There was nothing in the words themselves to alarm—only courtesy, deference even—but something in the way he spoke them made the back of her neck prickle.
He knew the name of her house, and had gone to the trouble to learn that the land was hers.
“Mrs. Larkin is before you,” she said evenly. “The path is open to locals and visitors, provided they do not chase my pupils over the edge.”
He bowed over his hat. “Then I am doubly obliged to you, ma’am. I have no intention of chasing anyone anywhere. I am only endeavouring to understand the lie of the land. The cliffs, the view.” His hand shifted on the notebook. “Local colour.”
“Local colour is mostly grey,” Elise said. “Rock, sky, temper.”
Jane made a muffled sound that might have been a laugh.
“Grey can be most instructive,” Mr. Leigh replied. “London has rather too much of the lurid about it, in my experience.”
“You are from London, then?” Jane asked.
“For my sins,” he said. “I have been sent down—” He checked himself so quickly Elise might have missed it had she not been watching him. “That is, I have come down to see whether the coast might furnish materials for a small volume.”
“A volume about Stonehouse,” Jane said. “We will never recover from the shock.”
He looked genuinely amused. “I shall treat it with all due reverence, I assure you.” His eyes returned to Elise, steady, assessing without being overt.
“I was acquainted with a Larkin, years ago. When I heard there was a Mrs. Larkin here, I wondered if there might be a connexion. Forgive me if the question is impertinent.”
Elise’s heart gave one hard, painful thump.
“My late husband was Captain Larkin,” she said, keeping her voice calm by force of habit. Practice had taught her how to speak of him without flinching. “He served in the Navy.”
“Then it must be the same man.” Something softer entered his gaze—memories, perhaps, of a boy in a blue coat, ink-stained and full of plans. “I knew him at school. There was a Singleton one year ahead who also kept company with him. We were all of an age.”
The name slid between them like a knife. Elise did not let it show. Singleton. She had seen it on reports, on dispatches, on the folded, official letters that had brought such wreckage in their wake.
“I was most sorry to hear of his passing. My deepest condolences.”

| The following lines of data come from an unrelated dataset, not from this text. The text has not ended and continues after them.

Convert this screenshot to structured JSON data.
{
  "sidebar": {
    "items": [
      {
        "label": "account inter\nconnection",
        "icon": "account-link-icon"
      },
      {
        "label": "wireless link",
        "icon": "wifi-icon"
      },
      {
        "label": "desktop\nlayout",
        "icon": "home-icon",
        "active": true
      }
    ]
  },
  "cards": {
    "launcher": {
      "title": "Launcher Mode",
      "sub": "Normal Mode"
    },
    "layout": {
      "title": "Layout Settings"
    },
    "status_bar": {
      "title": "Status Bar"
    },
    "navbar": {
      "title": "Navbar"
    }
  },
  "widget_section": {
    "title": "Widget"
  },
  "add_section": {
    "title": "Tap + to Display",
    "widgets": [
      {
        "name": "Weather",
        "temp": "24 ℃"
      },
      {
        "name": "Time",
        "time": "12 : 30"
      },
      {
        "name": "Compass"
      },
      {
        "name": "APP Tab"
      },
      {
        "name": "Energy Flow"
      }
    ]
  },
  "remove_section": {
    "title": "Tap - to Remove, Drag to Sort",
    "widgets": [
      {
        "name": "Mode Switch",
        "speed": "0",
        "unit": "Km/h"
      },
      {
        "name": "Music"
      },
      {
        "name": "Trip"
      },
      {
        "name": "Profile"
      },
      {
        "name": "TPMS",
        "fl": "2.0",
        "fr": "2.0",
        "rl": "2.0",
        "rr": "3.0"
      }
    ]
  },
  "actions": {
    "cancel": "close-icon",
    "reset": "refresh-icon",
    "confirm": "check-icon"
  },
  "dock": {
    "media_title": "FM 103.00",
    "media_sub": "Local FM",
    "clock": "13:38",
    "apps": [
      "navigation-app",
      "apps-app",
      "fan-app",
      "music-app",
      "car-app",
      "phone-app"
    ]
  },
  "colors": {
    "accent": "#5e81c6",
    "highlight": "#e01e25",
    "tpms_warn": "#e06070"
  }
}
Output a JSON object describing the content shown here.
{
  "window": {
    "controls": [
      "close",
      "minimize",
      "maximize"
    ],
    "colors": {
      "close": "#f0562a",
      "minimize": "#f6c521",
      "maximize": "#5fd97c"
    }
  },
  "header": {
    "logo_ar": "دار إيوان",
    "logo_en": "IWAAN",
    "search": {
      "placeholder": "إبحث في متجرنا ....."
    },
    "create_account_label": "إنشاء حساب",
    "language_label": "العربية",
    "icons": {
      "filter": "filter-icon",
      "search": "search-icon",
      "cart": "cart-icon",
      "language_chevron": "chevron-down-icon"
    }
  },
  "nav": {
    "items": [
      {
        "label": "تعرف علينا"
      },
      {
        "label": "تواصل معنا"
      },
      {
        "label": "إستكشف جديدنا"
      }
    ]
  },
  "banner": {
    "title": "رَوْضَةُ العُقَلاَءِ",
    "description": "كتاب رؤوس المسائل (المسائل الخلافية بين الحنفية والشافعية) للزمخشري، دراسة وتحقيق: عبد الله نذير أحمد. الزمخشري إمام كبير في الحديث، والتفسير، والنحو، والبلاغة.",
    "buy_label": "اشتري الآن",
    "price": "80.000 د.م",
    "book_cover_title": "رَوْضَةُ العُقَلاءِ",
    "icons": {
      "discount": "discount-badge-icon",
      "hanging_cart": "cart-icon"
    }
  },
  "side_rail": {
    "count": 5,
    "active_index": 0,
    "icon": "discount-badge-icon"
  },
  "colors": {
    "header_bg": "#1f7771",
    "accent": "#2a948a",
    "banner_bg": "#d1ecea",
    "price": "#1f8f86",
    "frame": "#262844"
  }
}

It was a correct thing to say, and he said it correctly. Yet Elise felt again that queer stirring of distrust. Men who were what they proclaimed themselves to be seldom chose their words with such care.
“You are kind,” she said. “Now, if you will excuse us, Mr. Leigh, we must attend to the post. The Admiralty will not wait upon my convenience, however much I might wish it.”
His eyes flickered, just once, at that word, Admiralty.
If she had not been watching, she might have missed it.
“Of course,” he said. “Pray, do not let me detain you. I shall only walk a little further and try not to butcher the scenery in my notebook. Good afternoon, Mrs. Larkin. Miss…”
“Archer,” Jane offered and bobbed a curtsy with a charming smile. No caution or wariness about her. “Good day to you, sir.”
He stepped back, giving them the path.
As they walked on, Jane waited until they were out of earshot before saying, very softly, “You are right. He does walk like a soldier… and he looks at you as if you are a piece in a mystery he cannot quite place.”
Elise kept her eyes on the ruts in the lane. “Then I hope he finds the mystery too dull to pursue.”
“Do you?” Jane asked shrewdly.
Elise did not answer. Behind her breastbone something small, wary and long-sleeping had woken.
A writer, she thought—or something that wore the shape of one.